RetroCirce / HTS-Audio-Transformer

The official code repo of "HTS-AT: A Hierarchical Token-Semantic Audio Transformer for Sound Classification and Detection"
https://arxiv.org/abs/2202.00874
MIT License
341 stars 62 forks source link

Model Checkpoints #42

Closed wonyangcho closed 1 year ago

wonyangcho commented 1 year ago

Hello. I am a student studying various audio transformer papers, and I am impressed by your work. I have a few questions.

Thank you.

wonyangcho commented 1 year ago

I found the answer in the config.py file. Thank you.

Sreyan88 commented 1 year ago

Hi @wonyangcho , can you please share the answer in the config.py file. Would be grateful!

wonyangcho commented 1 year ago

@Sreyan88

I referred to the following part.

# trained from a checkpoint, or evaluate a single model
resume_checkpoint = None"
# "/home/Research/model_backup/AudioSet/HTSAT_AudioSet_Saved_1.ckpt"'

esm_model_pathes = [
    "/home/Research/model_backup/AudioSet/HTSAT_AudioSet_Saved_1.ckpt",
    "/home/Research/model_backup/AudioSet/HTSAT_AudioSet_Saved_2.ckpt",
    "/home/Research/model_backup/AudioSet/HTSAT_AudioSet_Saved_3.ckpt",
    "/home/Research/model_backup/AudioSet/HTSAT_AudioSet_Saved_4.ckpt",
    "/home/Research/model_backup/AudioSet/HTSAT_AudioSet_Saved_5.ckpt",
    "/home/Research/model_backup/AudioSet/HTSAT_AudioSet_Saved_6.ckpt"
]

This part seems to use 6 models in an ensemble.

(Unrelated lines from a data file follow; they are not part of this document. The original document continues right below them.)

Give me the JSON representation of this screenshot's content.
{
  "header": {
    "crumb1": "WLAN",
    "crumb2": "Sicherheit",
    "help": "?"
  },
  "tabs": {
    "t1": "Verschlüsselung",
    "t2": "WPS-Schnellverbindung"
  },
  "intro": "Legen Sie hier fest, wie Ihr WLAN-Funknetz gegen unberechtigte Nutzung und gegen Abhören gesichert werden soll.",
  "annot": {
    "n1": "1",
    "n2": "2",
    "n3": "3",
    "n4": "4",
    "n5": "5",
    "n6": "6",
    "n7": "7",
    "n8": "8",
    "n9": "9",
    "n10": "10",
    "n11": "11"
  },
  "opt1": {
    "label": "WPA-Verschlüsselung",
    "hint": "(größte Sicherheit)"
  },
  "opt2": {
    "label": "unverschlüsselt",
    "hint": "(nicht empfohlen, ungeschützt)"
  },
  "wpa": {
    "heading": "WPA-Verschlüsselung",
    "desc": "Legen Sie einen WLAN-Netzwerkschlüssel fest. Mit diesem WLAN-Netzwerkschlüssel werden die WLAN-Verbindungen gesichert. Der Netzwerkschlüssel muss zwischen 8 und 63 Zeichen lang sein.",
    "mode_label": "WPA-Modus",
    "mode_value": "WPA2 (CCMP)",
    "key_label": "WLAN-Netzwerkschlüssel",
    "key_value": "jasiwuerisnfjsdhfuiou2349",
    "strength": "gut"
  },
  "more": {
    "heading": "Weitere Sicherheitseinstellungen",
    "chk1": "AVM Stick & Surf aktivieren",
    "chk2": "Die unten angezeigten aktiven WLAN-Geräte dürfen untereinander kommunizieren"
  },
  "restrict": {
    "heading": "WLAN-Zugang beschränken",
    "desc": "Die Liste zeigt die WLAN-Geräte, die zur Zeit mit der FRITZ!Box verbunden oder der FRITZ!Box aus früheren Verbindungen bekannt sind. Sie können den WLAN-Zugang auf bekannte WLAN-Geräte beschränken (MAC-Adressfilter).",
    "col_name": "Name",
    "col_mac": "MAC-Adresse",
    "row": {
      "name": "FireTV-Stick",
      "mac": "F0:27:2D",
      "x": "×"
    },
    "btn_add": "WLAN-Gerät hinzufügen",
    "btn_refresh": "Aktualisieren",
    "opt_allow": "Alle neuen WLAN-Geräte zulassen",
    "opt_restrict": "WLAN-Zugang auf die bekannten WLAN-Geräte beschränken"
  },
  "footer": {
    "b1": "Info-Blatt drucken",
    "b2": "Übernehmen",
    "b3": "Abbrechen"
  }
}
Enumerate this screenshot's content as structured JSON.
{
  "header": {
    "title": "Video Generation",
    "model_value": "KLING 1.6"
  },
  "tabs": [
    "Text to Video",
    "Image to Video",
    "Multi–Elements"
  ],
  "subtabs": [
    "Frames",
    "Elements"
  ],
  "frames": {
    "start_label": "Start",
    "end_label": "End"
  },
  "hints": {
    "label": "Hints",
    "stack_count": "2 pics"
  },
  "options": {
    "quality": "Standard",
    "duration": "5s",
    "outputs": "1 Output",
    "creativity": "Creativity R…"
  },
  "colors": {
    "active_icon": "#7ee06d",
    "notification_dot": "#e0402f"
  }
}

Therefore, I judged that any model can be used as a pre-trained model without any problem."

Best regards.

Sreyan88 commented 1 year ago

Do you have any idea what the other folder experiments are pointing to? Thank You!

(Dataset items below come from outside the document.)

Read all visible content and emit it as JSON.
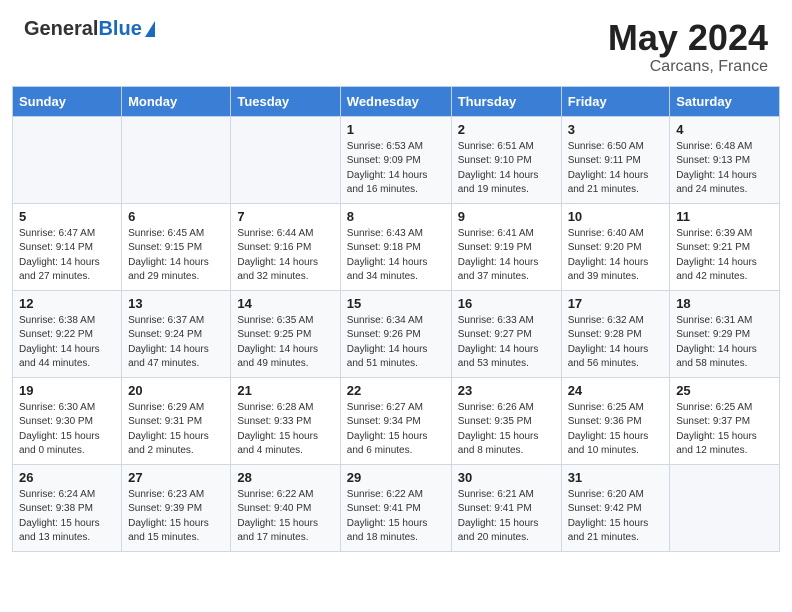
{
  "header": {
    "logo_general": "General",
    "logo_blue": "Blue",
    "title": "May 2024",
    "location": "Carcans, France"
  },
  "weekdays": [
    "Sunday",
    "Monday",
    "Tuesday",
    "Wednesday",
    "Thursday",
    "Friday",
    "Saturday"
  ],
  "weeks": [
    [
      {
        "day": "",
        "info": ""
      },
      {
        "day": "",
        "info": ""
      },
      {
        "day": "",
        "info": ""
      },
      {
        "day": "1",
        "info": "Sunrise: 6:53 AM\nSunset: 9:09 PM\nDaylight: 14 hours and 16 minutes."
      },
      {
        "day": "2",
        "info": "Sunrise: 6:51 AM\nSunset: 9:10 PM\nDaylight: 14 hours and 19 minutes."
      },
      {
        "day": "3",
        "info": "Sunrise: 6:50 AM\nSunset: 9:11 PM\nDaylight: 14 hours and 21 minutes."
      },
      {
        "day": "4",
        "info": "Sunrise: 6:48 AM\nSunset: 9:13 PM\nDaylight: 14 hours and 24 minutes."
      }
    ],
    [
      {
        "day": "5",
        "info": "Sunrise: 6:47 AM\nSunset: 9:14 PM\nDaylight: 14 hours and 27 minutes."
      },
      {
        "day": "6",
        "info": "Sunrise: 6:45 AM\nSunset: 9:15 PM\nDaylight: 14 hours and 29 minutes."
      },
      {
        "day": "7",
        "info": "Sunrise: 6:44 AM\nSunset: 9:16 PM\nDaylight: 14 hours and 32 minutes."
      },
      {
        "day": "8",
        "info": "Sunrise: 6:43 AM\nSunset: 9:18 PM\nDaylight: 14 hours and 34 minutes."
      },
      {
        "day": "9",
        "info": "Sunrise: 6:41 AM\nSunset: 9:19 PM\nDaylight: 14 hours and 37 minutes."
      },
      {
        "day": "10",
        "info": "Sunrise: 6:40 AM\nSunset: 9:20 PM\nDaylight: 14 hours and 39 minutes."
      },
      {
        "day": "11",
        "info": "Sunrise: 6:39 AM\nSunset: 9:21 PM\nDaylight: 14 hours and 42 minutes."
      }
    ],
    [
      {
        "day": "12",
        "info": "Sunrise: 6:38 AM\nSunset: 9:22 PM\nDaylight: 14 hours and 44 minutes."
      },
      {
        "day": "13",
        "info": "Sunrise: 6:37 AM\nSunset: 9:24 PM\nDaylight: 14 hours and 47 minutes."
      },
      {
        "day": "14",
        "info": "Sunrise: 6:35 AM\nSunset: 9:25 PM\nDaylight: 14 hours and 49 minutes."
      },
      {
        "day": "15",
        "info": "Sunrise: 6:34 AM\nSunset: 9:26 PM\nDaylight: 14 hours and 51 minutes."
      },
      {
        "day": "16",
        "info": "Sunrise: 6:33 AM\nSunset: 9:27 PM\nDaylight: 14 hours and 53 minutes."
      },
      {
        "day": "17",
        "info": "Sunrise: 6:32 AM\nSunset: 9:28 PM\nDaylight: 14 hours and 56 minutes."
      },
      {
        "day": "18",
        "info": "Sunrise: 6:31 AM\nSunset: 9:29 PM\nDaylight: 14 hours and 58 minutes."
      }
    ],
    [
      {
        "day": "19",
        "info": "Sunrise: 6:30 AM\nSunset: 9:30 PM\nDaylight: 15 hours and 0 minutes."
      },
      {
        "day": "20",
        "info": "Sunrise: 6:29 AM\nSunset: 9:31 PM\nDaylight: 15 hours and 2 minutes."
      },
      {
        "day": "21",
        "info": "Sunrise: 6:28 AM\nSunset: 9:33 PM\nDaylight: 15 hours and 4 minutes."
      },
      {
        "day": "22",
        "info": "Sunrise: 6:27 AM\nSunset: 9:34 PM\nDaylight: 15 hours and 6 minutes."
      },
      {
        "day": "23",
        "info": "Sunrise: 6:26 AM\nSunset: 9:35 PM\nDaylight: 15 hours and 8 minutes."
      },
      {
        "day": "24",
        "info": "Sunrise: 6:25 AM\nSunset: 9:36 PM\nDaylight: 15 hours and 10 minutes."
      },
      {
        "day": "25",
        "info": "Sunrise: 6:25 AM\nSunset: 9:37 PM\nDaylight: 15 hours and 12 minutes."
      }
    ],
    [
      {
        "day": "26",
        "info": "Sunrise: 6:24 AM\nSunset: 9:38 PM\nDaylight: 15 hours and 13 minutes."
      },
      {
        "day": "27",
        "info": "Sunrise: 6:23 AM\nSunset: 9:39 PM\nDaylight: 15 hours and 15 minutes."
      },
      {
        "day": "28",
        "info": "Sunrise: 6:22 AM\nSunset: 9:40 PM\nDaylight: 15 hours and 17 minutes."
      },
      {
        "day": "29",
        "info": "Sunrise: 6:22 AM\nSunset: 9:41 PM\nDaylight: 15 hours and 18 minutes."
      },
      {
        "day": "30",
        "info": "Sunrise: 6:21 AM\nSunset: 9:41 PM\nDaylight: 15 hours and 20 minutes."
      },
      {
        "day": "31",
        "info": "Sunrise: 6:20 AM\nSunset: 9:42 PM\nDaylight: 15 hours and 21 minutes."
      },
      {
        "day": "",
        "info": ""
      }
    ]
  ],
  "shaded_rows": [
    0,
    2,
    4
  ],
  "empty_days_week0": [
    0,
    1,
    2
  ],
  "empty_days_week4": [
    6
  ]
}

RetroCirce commented 1 year ago

The default checkpoint is in AudioSet folder. There are six available checkpoints and either of them can have a similar map reported in the paper (around 0.465-0.473).

The checkpoints in ESC and SCV2 folders are the fine-tuned checkpoints on ESC-50 and SCV2 datasets. The reported performance is on the paper.

The other setting folder shows some checkpoints we added later or before. Such as using/without using the imagenet checkpoint when training on Audioset. Or the model training on different sampling rate (such as 48000hz). You can try for that if you found them helpful. They actually also got very good performance.